Problem Statement:-
If $f(x)=\left|\dfrac{x^2+ax+1}{x^2+x+1}\right|$, then find the values of $a$ for which $\forall x\in\Bbb{R^+}, \;f(x)\lt3,\;$ and $f(x)\gt3$ for at least one negative real $x$.
Attempt at a solution:-
As $x^2+x+1\gt0$, $\forall x\in\Bbb{R}$ hence $$f(x)=\dfrac{\left|x^2+ax+1\right|}{x^2+x+1}$$
Now, consider the following cases:-
Case 1:- If $\qquad x^2+ax+1\gt 0$, then $$f(x)=\dfrac{x^2+ax+1}{x^2+x+1}$$
Let $g(x)=2x^2+(3-a)x+2$
For $x^2+ax+1\gt 0$ consider the following subcases:-
Sub Case-1:- $D(x^2+ax+1)\lt0$ which implies that the $\forall x\in\Bbb{R}.\;\;(x^2+ax+1\gt0)$.
So, from the conditions that the question wants to be satisfied, i.e. $\forall x\in\Bbb{R^+}.\;(f(x)\lt3)\;$ and $\exists x\lt0.\;(f(x)\gt3)$, we get
$$\forall x\gt0.\;(g(x)=2x^2+(3-a)x+2\gt0)\\ \exists x\lt0. \;(g(x)=2x^2+(3-a)x+2\lt0)$$
As the situation is same as that in the second sub case, lets save some work here we get $$a\lt3\\ a\in(-\infty,-1)\cup(7,\infty)$$
So, combining all the inequalities in this sub case we get, $$\boxed{a\in(-2,-1)}$$
Sub Case-2:- Discriminant of $x^2+ax+1$ is greater than $0$. So, $|a|\gt2$ and $$x\in\left(-\infty,\dfrac{-a-\sqrt{a^2-4}}{2}\right)\cup\left(\dfrac{-a+\sqrt{a^2-4}}{2},\infty\right)$$
So, $$f(x)=\dfrac{x^2+ax+1}{x^2+x+1}$$
So, as the question asks for $\forall x\gt0.\; (f(x)\gt3)$, which on simplifying gives $$g(x)=2x^2+(3-a)x+2\gt0$$
We see that $g(0)\gt 0$, so either both roots are either positive or negative. As the question also demands for the condition $\exists x\lt0.\; (f(x)\lt3)$, so the both roots of $g(x)$ need to be negative.
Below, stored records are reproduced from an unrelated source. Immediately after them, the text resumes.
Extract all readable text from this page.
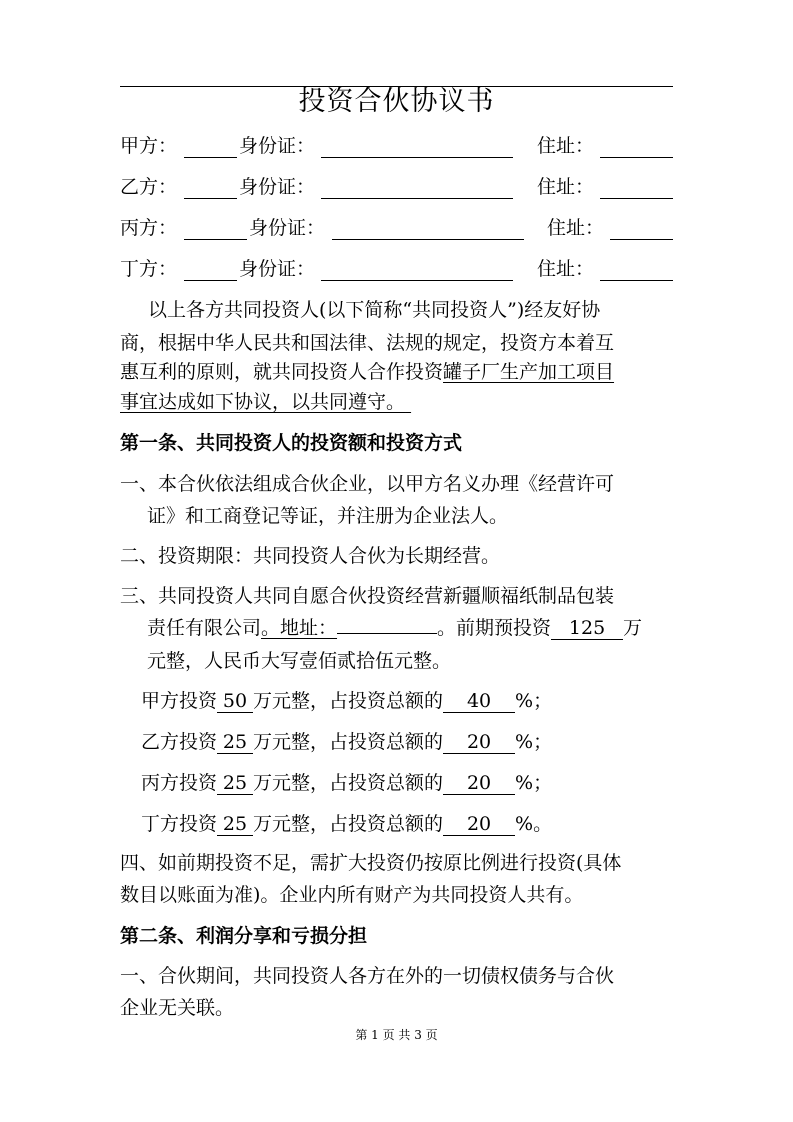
投资合伙协议书
甲方：	身份证：	住址：
乙方：	身份证：	住址：
丙方：	身份证：	住址：
丁方：	身份证：	住址：
以上各方共同投资人(以下简称“共同投资人”)经友好协
商，根据中华人民共和国法律、法规的规定，投资方本着互
惠互利的原则，就共同投资人合作投资罐子厂生产加工项目
事宜达成如下协议，以共同遵守。
第一条、共同投资人的投资额和投资方式
一、本合伙依法组成合伙企业，以甲方名义办理《经营许可
证》和工商登记等证，并注册为企业法人。
二、投资期限：共同投资人合伙为长期经营。
三、共同投资人共同自愿合伙投资经营新疆顺福纸制品包装
责任有限公司。地址：	。前期预投资 125 万
元整，人民币大写壹佰贰拾伍元整。
甲方投资 50 万元整，占投资总额的 40 %；
乙方投资 25 万元整，占投资总额的 20 %；
丙方投资 25 万元整，占投资总额的 20 %；
丁方投资 25 万元整，占投资总额的 20 %。
四、如前期投资不足，需扩大投资仍按原比例进行投资(具体
数目以账面为准)。企业内所有财产为共同投资人共有。
第二条、利润分享和亏损分担
一、合伙期间，共同投资人各方在外的一切债权债务与合伙
企业无关联。
第 1 页 共 3 页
So, $g^\prime(0)\gt 0\implies 3-a\gt0 \implies a\lt3$
Also, $D(g(x))\gt0\implies (a+1)(a-7)\gt0\implies a\in(-\infty,-1)\cup(7,\infty)$
And since $|a|\lt2$, the common interval for all the inequalities comes out to be $\boxed{a\in(-\infty, -2)}$
To conclude this case we get that $\boxed{a\in(-\infty,-2)\cup(-2,-1)}$
Case-2:- If $x^2+ax+1\lt0$, then
$$f(x)=-\dfrac{x^2+ax+1}{x^2+x+1}$$
Also, $D(x^2+ax+1)\gt0\implies a^2-4\gt0\implies |a|\gt2\implies a\in(-\infty,-2)\cup(2,\infty)$
Also, the bounds of $x$ in which the given inequalities are to be examined is $$x\in\left(\dfrac{-a-\sqrt{a^2-4}}{2},\dfrac{-a+\sqrt{a^2-4}}{2}\right)$$
Let $h(x)=4x^2+(3+a)x+4$ (assumed it here itself to reduce the mess while solving the inequality in this case).
So, from $\forall x\gt0.\;(f(x)\lt3)$ and $\exists x\lt0.\;(f(x)\gt3)$, we get $$\forall x\gt0.\;(h(x)=4x^2+(3+a)x+4\gt0)\\ \exists x\lt0.\;(h(x)\lt0)$$
As, we can see that $h(0)\gt0$, so same as the last case we conclude that either both the roots are either negative or are either positive. But as $\forall x\gt0.\; (h(x)\gt0)$, so $h^\prime(0)\gt0\implies a\gt-3$.
Lastly as the roots need to be real, so $$D(h(x))\gt0\implies (a-5)(a+11)\gt0\implies a\in(-\infty, -11)\cup(5,\infty)$$
From all the inequalities in this case we get
$$\boxed{a\in(5,\infty)}$$
My deal with the question:-
I am having trouble examining the bounds in which $a$ should be so that interval in which $x$ can be taken also is included in the bounds of $a$. To be more clear how do I incorporate the bounds in which the $x$ has been defined for $x^2+ax+1\lessgtr0$ depending upon the case being considered.